If the assessors deem that the cost of repairing the car is no longer practical because it costs more than the value of the vehicle, then it will be written off. When this happens, the insurer will pay you an amount equal to the vehicle’s market value. Of course, this still depends on the level of insurance you have with them so be sure to check your policy.
What are the Write-Off Categories?
There are four car insurance write-off categories – A, B, S, and N.
- Category A - cars under this category are those that have incurred significant damage. These can no longer be repaired and are no longer safe to drive. The only thing left to do would be to crush these vehicles so that no parts can be reused.
- Category B - vehicles with extensive damage but still have some salvageable parts are assigned to category B. In this case, the body of the car would have to be crushed so that it cannot be driven again. Parts that are still working can be used in other vehicles.
- Category S - if your car incurred structural damage, it can be repaired but a professional needs to be the one to carry out the work. The car can’t go back on the road until the repair work is finished.
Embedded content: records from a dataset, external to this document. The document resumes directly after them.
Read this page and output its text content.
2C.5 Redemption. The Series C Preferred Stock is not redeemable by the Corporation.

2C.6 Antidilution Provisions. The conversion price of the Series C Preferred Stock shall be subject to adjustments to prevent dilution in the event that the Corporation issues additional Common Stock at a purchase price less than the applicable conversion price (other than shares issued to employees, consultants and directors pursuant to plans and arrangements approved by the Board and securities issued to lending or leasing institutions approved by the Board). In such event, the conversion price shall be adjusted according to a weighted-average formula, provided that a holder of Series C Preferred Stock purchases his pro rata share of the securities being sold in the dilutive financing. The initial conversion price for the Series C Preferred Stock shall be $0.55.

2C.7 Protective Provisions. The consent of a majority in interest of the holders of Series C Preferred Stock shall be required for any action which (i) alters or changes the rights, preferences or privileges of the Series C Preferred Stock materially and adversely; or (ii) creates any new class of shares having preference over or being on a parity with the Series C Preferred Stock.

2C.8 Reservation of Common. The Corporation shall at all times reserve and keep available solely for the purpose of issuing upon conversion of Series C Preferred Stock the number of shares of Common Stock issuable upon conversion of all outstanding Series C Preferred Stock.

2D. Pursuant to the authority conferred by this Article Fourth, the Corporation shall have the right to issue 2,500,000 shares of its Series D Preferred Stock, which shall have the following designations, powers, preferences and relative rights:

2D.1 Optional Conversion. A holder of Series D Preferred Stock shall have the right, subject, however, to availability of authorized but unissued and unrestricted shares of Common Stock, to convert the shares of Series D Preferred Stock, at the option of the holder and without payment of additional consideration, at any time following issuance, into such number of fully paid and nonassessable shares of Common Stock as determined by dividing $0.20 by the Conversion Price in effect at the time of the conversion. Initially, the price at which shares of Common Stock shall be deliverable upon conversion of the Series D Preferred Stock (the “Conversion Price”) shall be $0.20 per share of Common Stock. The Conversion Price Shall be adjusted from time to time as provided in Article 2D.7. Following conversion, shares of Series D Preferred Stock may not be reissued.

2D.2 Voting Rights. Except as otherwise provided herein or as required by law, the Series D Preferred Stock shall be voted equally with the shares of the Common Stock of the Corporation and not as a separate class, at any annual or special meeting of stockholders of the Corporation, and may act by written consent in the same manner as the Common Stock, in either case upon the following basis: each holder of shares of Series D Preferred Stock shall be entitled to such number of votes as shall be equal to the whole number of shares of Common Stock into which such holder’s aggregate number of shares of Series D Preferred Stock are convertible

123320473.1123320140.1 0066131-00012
- Category N - cars under Cat N do not have structural damage. However, they may have electrical or cosmetic damage that the insurer considered to be too costly to repair. Just like Cat S vehicles, cars under this category can be driven again once the repairs have been completed.
Can I Choose to Keep My Written-Off Car?
If your car was damaged in an accident, the common procedure is that the insurer will send assessors who will evaluate the damage. It will then be decided whether the car can be repaired or written off instead.
Whether or not you can choose to keep your written-off car depends on your insurance policy. Be sure to read it to understand your options if you’re ever in this situation. Most often though, it is up to the insurance company to decide whether:
- To have your car repaired
- Pay you, the policyholder, to have your car repaired
- Or declare your vehicle to be a total loss, write it off, and then pay you an amount equal to the car’s market value
What can I Do if My Car was Written Off?
When the insurance company decided to write off your vehicle, what happens next is that the ownership of the car gets transferred to the insurer. The policyholder receives a settlement amount and the insurance company will dispose of the damaged vehicle.
You may challenge the decision of the insurance company if you think the car can still be repaired economically. However, you have to act fast because your car might be disposed of immediately after the decision to write it off has been made.
Next Steps if You Want to Keep Your Car
But what if I want to keep my car? This is a common question among car owners. In this situation, you can actually decline the settlement offer of the insurance company and keep your vehicle.
Of course, you cannot drive it again without making the necessary repairs. But maybe you want to keep the car so you can use the parts or transform it into something else completely like decorative art.
If your car was written off as Cat N or Cat S, you may keep your vehicle. However, if it’s under category S, it’s necessary to re-register the vehicle. For both Cat N and S, you have to report the insurance write-off to the DVLA if you want to keep your car.
For Cat B vehicles, you may keep it but you are not allowed to drive it again. You may store the parts for future use, especially if they’re rare, vintage, or custom-made. It’s understandable if you want to hold on to them.
Whether you can keep your written-off vehicle depends on its car insurance write-off category. If you decide to decline the settlement offer of the insurer, you have to make sure that your vehicle gets all the necessary repairs so that it will be safe to drive it again.
Don’t forget that you are required to inform the DVLA in the event that your vehicle was written off by the insurance company. If you don’t do this, you may find yourself receiving a penalty where you need to pay a fine of £1,000.
To find out more about your specific situation, check your insurance policy or you may also consult your insurer about what your options are in case your car has been written off.